2023-08-16:用go语言如何解决进击的骑士算法问题呢?

2023-08-16:用go写算法。一个坐标可以从 -infinity 延伸到 +infinity 的 无限大的 棋盘上,

你的 骑士 驻扎在坐标为 [0, 0] 的方格里。

骑士的走法和中国象棋中的马相似,走 “日” 字:

即先向左(或右)走 1 格,再向上(或下)走 2 格,

或先向左(或右)走 2 格,再向上(或下)走 1 格,

每次移动,他都可以像中国象棋中的马一样,选八个方向中的一个前进。

返回 骑士前去征服坐标为 [x, y] 的部落所需的最小移动次数。

本题确保答案是一定存在的。

输入:x = 2, y = 1。

输出:1。

解释:[0, 0] → [2, 1]。

输入:x = 5, y = 5。

输出:4。

解释:[0, 0] → [2, 1] → [4, 2] → [3, 4] → [5, 5]。

提示:|x| + |y| <= 300。

来自Indeed、谷歌、亚马逊、领英、英伟达。

来自左程云

答案2023-08-16:

大体步骤如下:

1.初始化一个二叉堆(binary heap)和一个哈希表(hashmap)用于存储已访问的位置。

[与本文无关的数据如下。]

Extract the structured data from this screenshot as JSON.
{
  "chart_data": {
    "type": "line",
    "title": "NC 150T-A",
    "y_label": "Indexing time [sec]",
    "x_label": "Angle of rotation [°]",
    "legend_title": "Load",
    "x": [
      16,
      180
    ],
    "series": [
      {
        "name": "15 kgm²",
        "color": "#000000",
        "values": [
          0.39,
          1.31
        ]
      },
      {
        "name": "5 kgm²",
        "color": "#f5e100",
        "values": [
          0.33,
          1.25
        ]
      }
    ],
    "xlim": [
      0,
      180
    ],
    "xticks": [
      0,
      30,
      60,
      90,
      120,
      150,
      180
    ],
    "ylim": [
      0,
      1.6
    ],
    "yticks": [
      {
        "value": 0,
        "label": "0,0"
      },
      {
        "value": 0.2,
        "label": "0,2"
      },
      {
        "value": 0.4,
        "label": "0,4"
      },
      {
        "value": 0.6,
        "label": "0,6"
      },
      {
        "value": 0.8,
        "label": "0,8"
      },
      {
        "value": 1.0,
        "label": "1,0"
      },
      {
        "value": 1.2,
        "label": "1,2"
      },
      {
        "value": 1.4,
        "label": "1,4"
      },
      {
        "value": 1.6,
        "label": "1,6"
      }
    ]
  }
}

2.将起始位置 [0, 0] 添加到二叉堆中,并初始化最小移动次数为无穷大。

3.进入循环,直到二叉堆为空:

  • 弹出堆顶位置,获取当前位置的代价、行号和列号。

  • 检查当前位置是否已经访问过,如果是则跳过该位置。

  • 检查当前位置是否达到目标位置,如果是则更新最小移动次数为当前代价,并结束循环。

  • 标记当前位置为已访问。

  • 尝试向八个方向移动,将可行的新位置添加到二叉堆中。

4.返回最小移动次数。

总的时间复杂度:在最坏情况下,需要访问所有格子,每次访问需要将新位置添加到二叉堆中,时间复杂度为O(N log N),其中N是需要访问的格子数量。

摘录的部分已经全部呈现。